Abundant performance clips often leave the songs playing. Numbers include “Whole Lotta Shakin’ Goin’ On” (anyone who didn’t like that song “had to have a problem — with the music,” says Lewis); “Lewis Boogie”, which he performs with his cousin Mickey Gilley. and “I’ll Fly Away”, which she sings with Little Richard. (The song is no stranger to Ethan: Allison Krauss and Gillian Welch’s cover was on the Burnett-produced “O Brother, Where Art Thou?” soundtrack.) Plus, there’s footage of Lewis at a gospel recording session in Nashville in January 2020. The interviews are a must-see, with Lewis extolling his own brilliance over and over and sometimes coming across like a Coen character. (Returning from the hospital after treatment for a ruptured stomach, he delivers a television interview holding a comically large cigar.)
Screened at Cannes in May 2022, before Lewis’ death in October, the film had a screening at the Film Forum in New York in January and is now, with little fanfare, available to stream.
“Menus-Plaisirs — Les Troisgrois” (2023)
“Menus-Plaisirs — Les Troisgrois” by Frederick Wiseman chronicles the operation of a three Michelin star restaurant in Ouches, France. While making it, the director was able to eat his lunch there.
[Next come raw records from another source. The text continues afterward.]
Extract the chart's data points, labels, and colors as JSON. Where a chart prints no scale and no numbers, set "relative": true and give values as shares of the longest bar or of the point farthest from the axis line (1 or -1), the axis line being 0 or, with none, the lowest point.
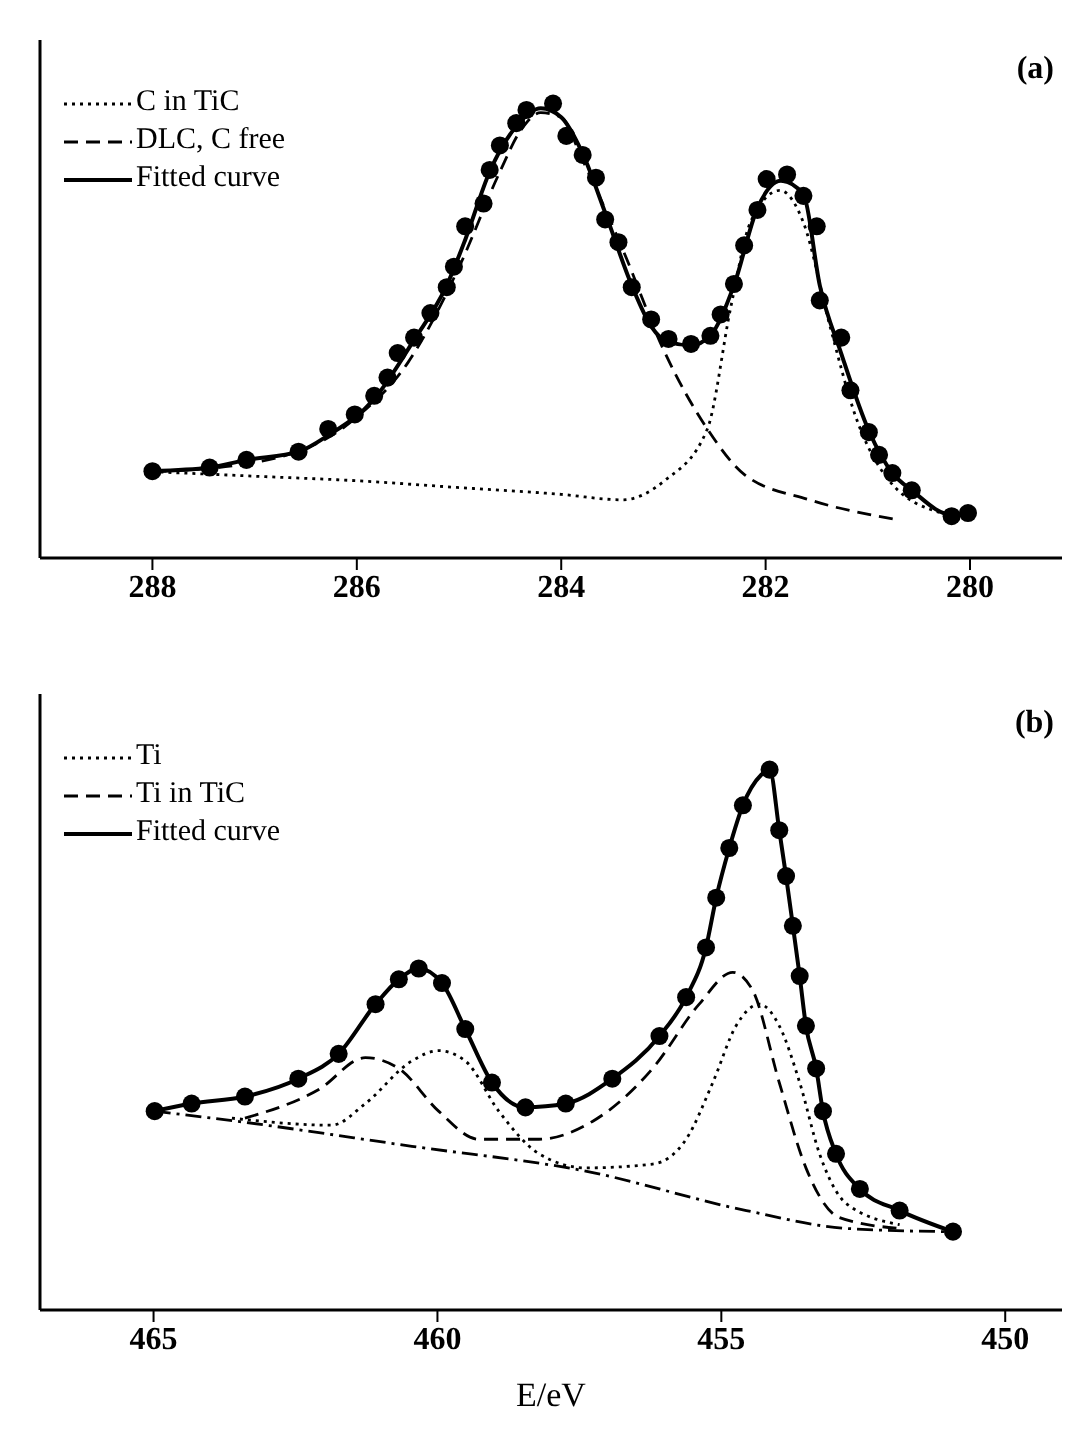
{
  "chart_data": [
    {
      "type": "line",
      "relative": true,
      "annotations": [
        "(a)"
      ],
      "xlim": [
        289.1,
        279.1
      ],
      "xticks": [
        288,
        286,
        284,
        282,
        280
      ],
      "tick_labels": "x",
      "legend": "top left",
      "series": [
        {
          "type": "scatter",
          "color": "#000000",
          "marker": "circle",
          "x": [
            288.0,
            287.44,
            287.08,
            286.57,
            286.28,
            286.02,
            285.83,
            285.7,
            285.6,
            285.44,
            285.28,
            285.12,
            285.05,
            284.94,
            284.76,
            284.7,
            284.6,
            284.44,
            284.34,
            284.08,
            283.95,
            283.79,
            283.66,
            283.57,
            283.44,
            283.31,
            283.12,
            282.95,
            282.73,
            282.54,
            282.44,
            282.31,
            282.21,
            282.08,
            281.99,
            281.79,
            281.63,
            281.5,
            281.47,
            281.26,
            281.17,
            280.99,
            280.89,
            280.76,
            280.57,
            280.18,
            280.02
          ],
          "values": [
            0.191,
            0.199,
            0.216,
            0.234,
            0.284,
            0.316,
            0.357,
            0.397,
            0.451,
            0.485,
            0.539,
            0.596,
            0.641,
            0.73,
            0.78,
            0.854,
            0.908,
            0.957,
            0.986,
            1.0,
            0.929,
            0.887,
            0.837,
            0.745,
            0.695,
            0.596,
            0.525,
            0.482,
            0.471,
            0.489,
            0.536,
            0.603,
            0.688,
            0.766,
            0.834,
            0.844,
            0.797,
            0.73,
            0.567,
            0.485,
            0.369,
            0.277,
            0.227,
            0.187,
            0.149,
            0.092,
            0.099
          ]
        },
        {
          "name": "C in TiC",
          "type": "line",
          "line_style": "dotted",
          "color": "#000000",
          "x": [
            288.0,
            287.0,
            286.0,
            285.0,
            284.0,
            283.4,
            282.99,
            282.57,
            282.34,
            282.15,
            281.86,
            281.63,
            281.37,
            281.12,
            280.79,
            280.28
          ],
          "values": [
            0.19,
            0.18,
            0.17,
            0.155,
            0.14,
            0.128,
            0.17,
            0.284,
            0.553,
            0.738,
            0.809,
            0.738,
            0.51,
            0.312,
            0.17,
            0.099
          ]
        },
        {
          "name": "DLC, C free",
          "type": "line",
          "line_style": "dashed",
          "color": "#000000",
          "x": [
            288.0,
            287.0,
            286.0,
            285.5,
            285.0,
            284.6,
            284.4,
            284.2,
            284.0,
            283.8,
            283.4,
            282.99,
            282.57,
            282.21,
            281.57,
            280.73
          ],
          "values": [
            0.19,
            0.21,
            0.31,
            0.43,
            0.64,
            0.85,
            0.94,
            0.98,
            0.97,
            0.88,
            0.68,
            0.454,
            0.284,
            0.184,
            0.128,
            0.085
          ]
        },
        {
          "name": "Fitted curve",
          "type": "line",
          "line_style": "solid",
          "color": "#000000",
          "x": [
            288.0,
            287.44,
            287.08,
            286.57,
            286.28,
            285.83,
            285.44,
            285.12,
            284.94,
            284.7,
            284.44,
            284.2,
            284.0,
            283.79,
            283.57,
            283.31,
            283.12,
            282.95,
            282.73,
            282.54,
            282.31,
            282.08,
            281.85,
            281.63,
            281.47,
            281.26,
            280.99,
            280.76,
            280.57,
            280.18,
            280.02
          ],
          "values": [
            0.191,
            0.199,
            0.216,
            0.234,
            0.27,
            0.35,
            0.48,
            0.6,
            0.7,
            0.85,
            0.95,
            0.99,
            0.97,
            0.89,
            0.76,
            0.6,
            0.51,
            0.475,
            0.468,
            0.49,
            0.6,
            0.77,
            0.83,
            0.8,
            0.6,
            0.45,
            0.28,
            0.187,
            0.149,
            0.095,
            0.095
          ]
        }
      ]
    },
    {
      "type": "line",
      "relative": true,
      "annotations": [
        "(b)"
      ],
      "xlabel": "E/eV",
      "xlim": [
        467,
        449
      ],
      "xticks": [
        465,
        460,
        455,
        450
      ],
      "tick_labels": "x",
      "legend": "top left",
      "series": [
        {
          "type": "scatter",
          "color": "#000000",
          "marker": "circle",
          "x": [
            464.98,
            464.33,
            463.39,
            462.45,
            461.74,
            461.09,
            460.68,
            460.33,
            459.92,
            459.51,
            459.04,
            458.45,
            457.74,
            456.92,
            456.09,
            455.62,
            455.27,
            455.09,
            454.86,
            454.62,
            454.15,
            453.98,
            453.86,
            453.74,
            453.62,
            453.51,
            453.33,
            453.21,
            452.98,
            452.56,
            451.86,
            450.92
          ],
          "values": [
            0.368,
            0.382,
            0.395,
            0.428,
            0.474,
            0.566,
            0.612,
            0.632,
            0.605,
            0.52,
            0.421,
            0.375,
            0.382,
            0.428,
            0.507,
            0.579,
            0.671,
            0.763,
            0.855,
            0.934,
            1.0,
            0.888,
            0.803,
            0.711,
            0.618,
            0.526,
            0.447,
            0.368,
            0.289,
            0.224,
            0.184,
            0.145
          ]
        },
        {
          "name": "Ti",
          "type": "line",
          "line_style": "dotted",
          "color": "#000000",
          "x": [
            463.62,
            461.86,
            461.27,
            460.45,
            459.98,
            459.51,
            458.92,
            458.21,
            457.39,
            456.21,
            455.62,
            455.15,
            454.74,
            454.33,
            453.98,
            453.62,
            453.27,
            452.8,
            451.86
          ],
          "values": [
            0.355,
            0.342,
            0.382,
            0.461,
            0.48,
            0.461,
            0.368,
            0.289,
            0.263,
            0.27,
            0.316,
            0.421,
            0.526,
            0.566,
            0.526,
            0.421,
            0.289,
            0.197,
            0.158
          ]
        },
        {
          "name": "Ti in TiC",
          "type": "line",
          "line_style": "dashed",
          "color": "#000000",
          "x": [
            463.39,
            462.09,
            461.27,
            460.68,
            459.98,
            459.27,
            458.21,
            457.27,
            456.21,
            455.39,
            454.8,
            454.45,
            453.98,
            453.51,
            452.92,
            451.86
          ],
          "values": [
            0.355,
            0.408,
            0.467,
            0.447,
            0.368,
            0.316,
            0.316,
            0.349,
            0.447,
            0.566,
            0.625,
            0.592,
            0.421,
            0.263,
            0.171,
            0.151
          ]
        },
        {
          "name": "Fitted curve",
          "type": "line",
          "line_style": "solid",
          "color": "#000000",
          "x": [
            464.98,
            464.33,
            463.39,
            462.45,
            461.74,
            461.09,
            460.68,
            460.33,
            459.92,
            459.51,
            459.04,
            458.45,
            457.74,
            456.92,
            456.09,
            455.62,
            455.27,
            455.09,
            454.86,
            454.62,
            454.3,
            454.15,
            453.98,
            453.86,
            453.74,
            453.62,
            453.51,
            453.33,
            453.21,
            452.98,
            452.56,
            451.86,
            450.92
          ],
          "values": [
            0.368,
            0.382,
            0.395,
            0.428,
            0.474,
            0.566,
            0.612,
            0.632,
            0.605,
            0.52,
            0.421,
            0.375,
            0.382,
            0.428,
            0.507,
            0.579,
            0.671,
            0.763,
            0.855,
            0.934,
            0.99,
            1.0,
            0.888,
            0.803,
            0.711,
            0.618,
            0.526,
            0.447,
            0.368,
            0.289,
            0.224,
            0.184,
            0.145
          ]
        },
        {
          "type": "line",
          "line_style": "dashdot",
          "color": "#000000",
          "x": [
            464.98,
            463.51,
            460.45,
            457.39,
            454.56,
            452.8,
            451.04
          ],
          "values": [
            0.368,
            0.349,
            0.303,
            0.257,
            0.184,
            0.151,
            0.145
          ]
        }
      ]
    }
  ]
}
It won’t be long into this four-hour film before viewers are intensely jealous of that fact, though they may be thankful they’re not faced with the crippling indecision of choosing from such a massive cheese cart. (The maître fromager’s recitation gets one of the film’s biggest laughs.)
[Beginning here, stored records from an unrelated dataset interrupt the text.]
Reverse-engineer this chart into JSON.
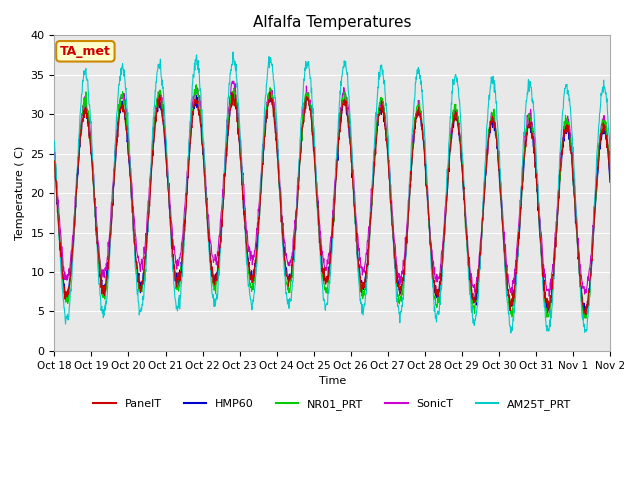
{
  "title": "Alfalfa Temperatures",
  "xlabel": "Time",
  "ylabel": "Temperature ( C)",
  "xlim_days": 15,
  "ylim": [
    0,
    40
  ],
  "yticks": [
    0,
    5,
    10,
    15,
    20,
    25,
    30,
    35,
    40
  ],
  "plot_bg": "#e8e8e8",
  "annotation_text": "TA_met",
  "annotation_bg": "#ffffcc",
  "annotation_edge": "#cc8800",
  "annotation_text_color": "#cc0000",
  "series_colors": {
    "PanelT": "#cc0000",
    "HMP60": "#0000cc",
    "NR01_PRT": "#00cc00",
    "SonicT": "#cc00cc",
    "AM25T_PRT": "#00cccc"
  },
  "tick_labels": [
    "Oct 18",
    "Oct 19",
    "Oct 20",
    "Oct 21",
    "Oct 22",
    "Oct 23",
    "Oct 24",
    "Oct 25",
    "Oct 26",
    "Oct 27",
    "Oct 28",
    "Oct 29",
    "Oct 30",
    "Oct 31",
    "Nov 1",
    "Nov 2"
  ],
  "n_points": 1500,
  "seed": 42,
  "daily_min": 7,
  "daily_max_base": 30,
  "am25t_boost": 5
}
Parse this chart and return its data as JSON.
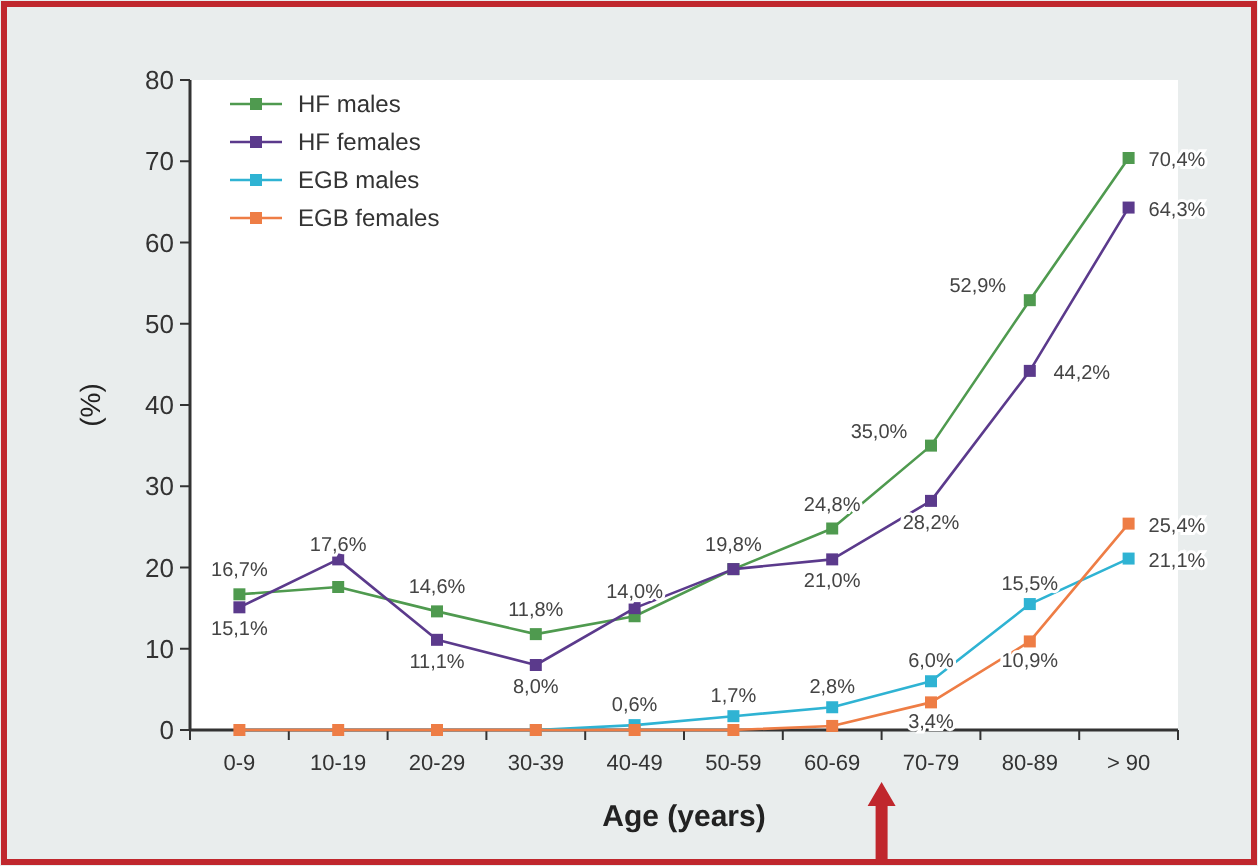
{
  "chart_data": {
    "type": "line",
    "xlabel": "Age (years)",
    "ylabel": "(%)",
    "categories": [
      "0-9",
      "10-19",
      "20-29",
      "30-39",
      "40-49",
      "50-59",
      "60-69",
      "70-79",
      "80-89",
      "> 90"
    ],
    "ylim": [
      0,
      80
    ],
    "yticks": [
      0,
      10,
      20,
      30,
      40,
      50,
      60,
      70,
      80
    ],
    "grid": false,
    "legend": "top left",
    "marker": "square",
    "line_style": "solid",
    "series": [
      {
        "name": "HF males",
        "color": "#4f9a4f",
        "values": [
          16.7,
          17.6,
          14.6,
          11.8,
          14.0,
          19.8,
          24.8,
          35.0,
          52.9,
          70.4
        ],
        "value_labels": [
          "16,7%",
          "17,6%",
          "14,6%",
          "11,8%",
          "14,0%",
          "19,8%",
          "24,8%",
          "35,0%",
          "52,9%",
          "70,4%"
        ]
      },
      {
        "name": "HF females",
        "color": "#5b3a8c",
        "values": [
          15.1,
          21,
          11.1,
          8.0,
          15,
          19.8,
          21.0,
          28.2,
          44.2,
          64.3
        ],
        "value_labels": [
          "15,1%",
          null,
          "11,1%",
          "8,0%",
          null,
          null,
          "21,0%",
          "28,2%",
          "44,2%",
          "64,3%"
        ]
      },
      {
        "name": "EGB males",
        "color": "#2fb3d3",
        "values": [
          null,
          null,
          null,
          0,
          0.6,
          1.7,
          2.8,
          6.0,
          15.5,
          21.1
        ],
        "value_labels": [
          null,
          null,
          null,
          null,
          "0,6%",
          "1,7%",
          "2,8%",
          "6,0%",
          "15,5%",
          "21,1%"
        ]
      },
      {
        "name": "EGB females",
        "color": "#ee7d45",
        "values": [
          0,
          0,
          0,
          0,
          0,
          0,
          0.5,
          3.4,
          10.9,
          25.4
        ],
        "value_labels": [
          null,
          null,
          null,
          null,
          null,
          null,
          null,
          "3,4%",
          "10,9%",
          "25,4%"
        ]
      }
    ]
  }
}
Wiseman, being Wiseman, is interested in much more than just showing off the kitchen and the cooking process. “Menus-Plaisirs” chronicles the operation of nearly every aspect of the restaurant, from arguments over menus to sourcing ingredients to preparations for customers who don’t want this or that item in their meals. At this restaurant, being picky seems downright gauche, but the staff handle it all with grace.
The ballet of setting the table and good service is also part of the picture, as are the dining experiences of guests who may be too overwhelmed by the aromas of their food. “Menus-Plaisirs” is also a portrait of the head chef, Michel Troisgrois, and his sons, and the extent to which he is willing to take on and delegate. Interacts with visitors in French and English. He criticizes an employee for improper brain preparation and directs him to recipe books. When in doubt, he says, consult Auguste Escoffier or the Larousse Gastronomique. He gets into an extended back-and-forth with one of his boys about whether something is missing from a plate of kidney, passion fruit and sriracha. Can it be topped with al dente white asparagus? Son thinks the asparagus will dilute the flavor too much. And no one, no one seems to love the taste of passion fruit as much as Monsieur Troisgrois.
Wiseman closely guards the distribution of his films. Most can be streamed on Kanopy, which is available through some libraries and academic institutions. But “Menus-Plaisirs” will do stream free on PBS through April 20. It’s Wiseman’s signature pop-up restaurant.